On 06/23/14 04:24 PM, Alexander Pyhalov wrote:
On 06/23/2014 17:09, Jonathan Adams wrote:
Just out of interest, if illumos-gate was rebuilt every night, does that
mean that we get a complete (Gb sized) update every day, or is it clever
enough to only try to package files that have changed?
No, it's not clever enough. And currently each illumos-gate rebuild
publishes packages even if nothing has changed. So yes, it can be a
problem. I have a patch to make illumos-gate component more sane.
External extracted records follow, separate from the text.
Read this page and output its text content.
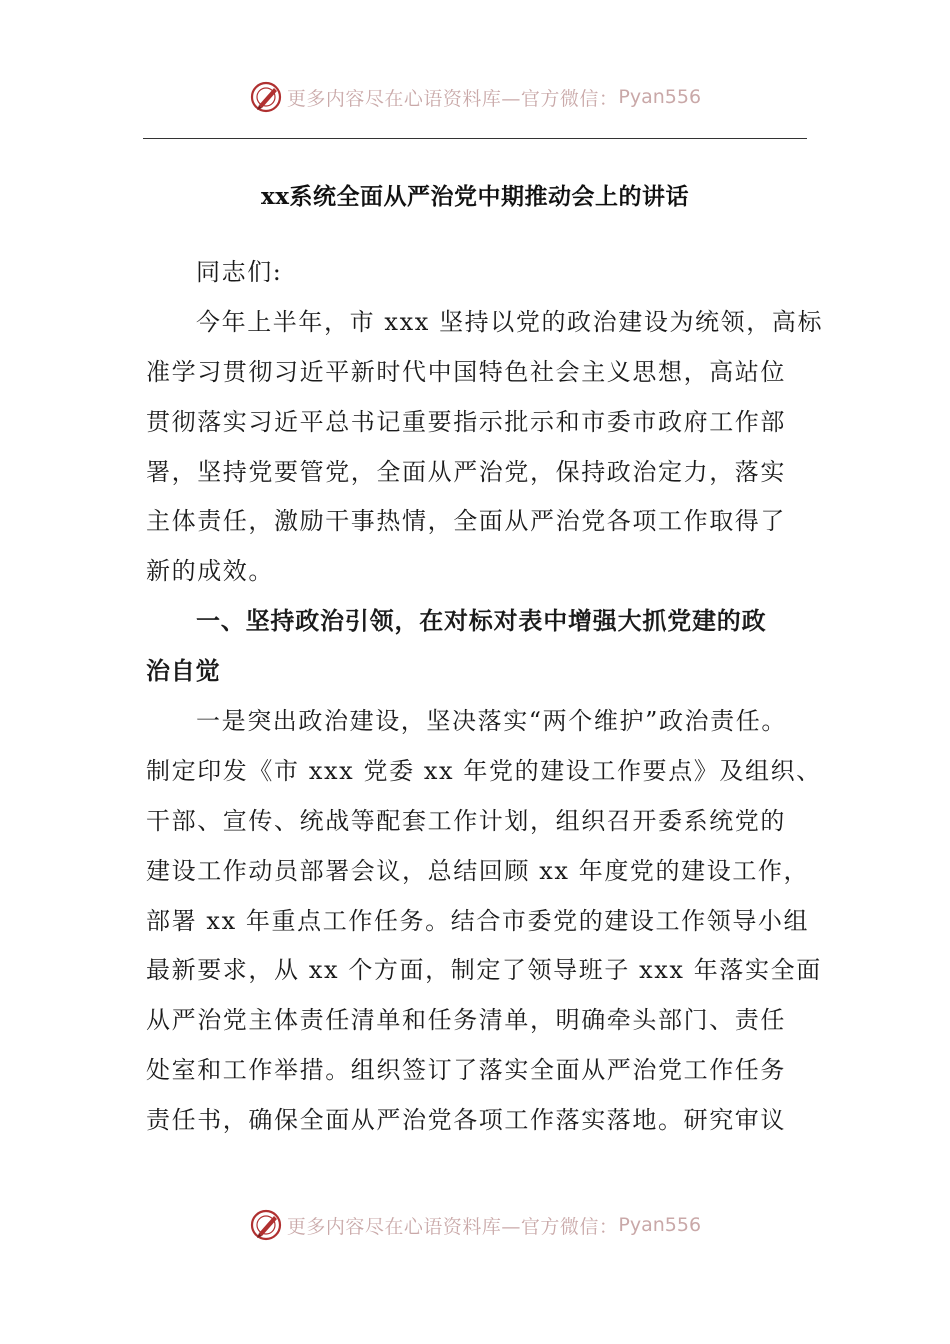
更多内容尽在心语资料库—官方微信： Pyan556
xx系统全面从严治党中期推动会上的讲话
同志们:
今年上半年，市 xxx 坚持以党的政治建设为统领，高标
准学习贯彻习近平新时代中国特色社会主义思想，高站位
贯彻落实习近平总书记重要指示批示和市委市政府工作部
署，坚持党要管党，全面从严治党，保持政治定力，落实
主体责任，激励干事热情，全面从严治党各项工作取得了
新的成效。
一、坚持政治引领，在对标对表中增强大抓党建的政
治自觉
一是突出政治建设，坚决落实“两个维护”政治责任。
制定印发《市 xxx 党委 xx 年党的建设工作要点》及组织、
干部、宣传、统战等配套工作计划，组织召开委系统党的
建设工作动员部署会议，总结回顾 xx 年度党的建设工作，
部署 xx 年重点工作任务。结合市委党的建设工作领导小组
最新要求，从 xx 个方面，制定了领导班子 xxx 年落实全面
从严治党主体责任清单和任务清单，明确牵头部门、责任
处室和工作举措。组织签订了落实全面从严治党工作任务
责任书，确保全面从严治党各项工作落实落地。研究审议
更多内容尽在心语资料库—官方微信： Pyan556
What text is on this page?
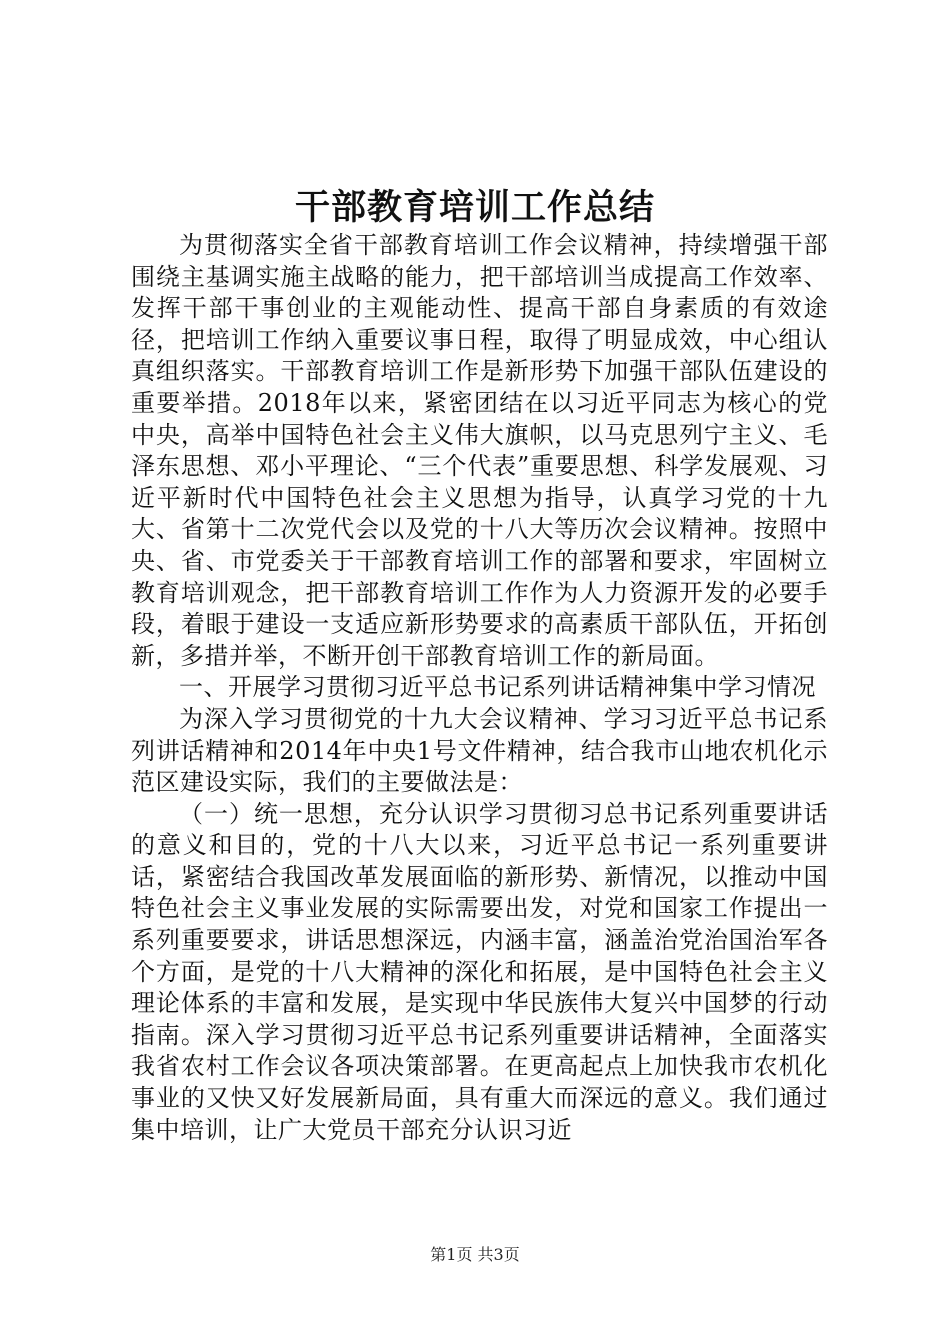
干部教育培训工作总结

为贯彻落实全省干部教育培训工作会议精神，持续增强干部围绕主基调实施主战略的能力，把干部培训当成提高工作效率、发挥干部干事创业的主观能动性、提高干部自身素质的有效途径，把培训工作纳入重要议事日程，取得了明显成效，中心组认真组织落实。干部教育培训工作是新形势下加强干部队伍建设的重要举措。2018年以来，紧密团结在以习近平同志为核心的党中央，高举中国特色社会主义伟大旗帜，以马克思列宁主义、毛泽东思想、邓小平理论、“三个代表”重要思想、科学发展观、习近平新时代中国特色社会主义思想为指导，认真学习党的十九大、省第十二次党代会以及党的十八大等历次会议精神。按照中央、省、市党委关于干部教育培训工作的部署和要求，牢固树立教育培训观念，把干部教育培训工作作为人力资源开发的必要手段，着眼于建设一支适应新形势要求的高素质干部队伍，开拓创新，多措并举，不断开创干部教育培训工作的新局面。

一、开展学习贯彻习近平总书记系列讲话精神集中学习情况

为深入学习贯彻党的十九大会议精神、学习习近平总书记系列讲话精神和2014年中央1号文件精神，结合我市山地农机化示范区建设实际，我们的主要做法是：

（一）统一思想，充分认识学习贯彻习总书记系列重要讲话的意义和目的，党的十八大以来，习近平总书记一系列重要讲话，紧密结合我国改革发展面临的新形势、新情况，以推动中国特色社会主义事业发展的实际需要出发，对党和国家工作提出一系列重要要求，讲话思想深远，内涵丰富，涵盖治党治国治军各个方面，是党的十八大精神的深化和拓展，是中国特色社会主义理论体系的丰富和发展，是实现中华民族伟大复兴中国梦的行动指南。深入学习贯彻习近平总书记系列重要讲话精神，全面落实我省农村工作会议各项决策部署。在更高起点上加快我市农机化事业的又快又好发展新局面，具有重大而深远的意义。我们通过集中培训，让广大党员干部充分认识习近

第1页 共3页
But
I'd like to commit simultaneously with switching /usr/perl5/bin/perl
to perl 5.16.
Maybe it should be also clever to have some kind of versions of Hipster
as we get along,
meaning 'entire' version or something,
that could let one update to exact version, to pinpoint exact point in
time, when some package or packages are broken because of other packages
updated?
And to see if some updated package can work with older release version
to see if that changed package fixes things.
I don't understand how one can figure out what update breaks things, if
there is no way of getting back to exact state before update of some
package.
Rolling release have it's meaning I suppose, but why not have it versioned?
Will rebuilding it every night mean that we need to rotate the
repository
more frequently in future to stop PKG getting too big?
I think we can rebuild it every night if there are updates to
illumos-gate.
I think that was once discussed on IRC and that is actually a plan. to
switch repositories as they get too big...
I am not sure how that practice will get along with old Solaris practice
of having long binary compatibility with releases, it more sounds what
Linux distributions are doing,
not expecting anything is stable between kernel releases.
It seems it is echo of illumos only now thinking of having actual
release numbers...
Have illumos made it release numbers policy yet?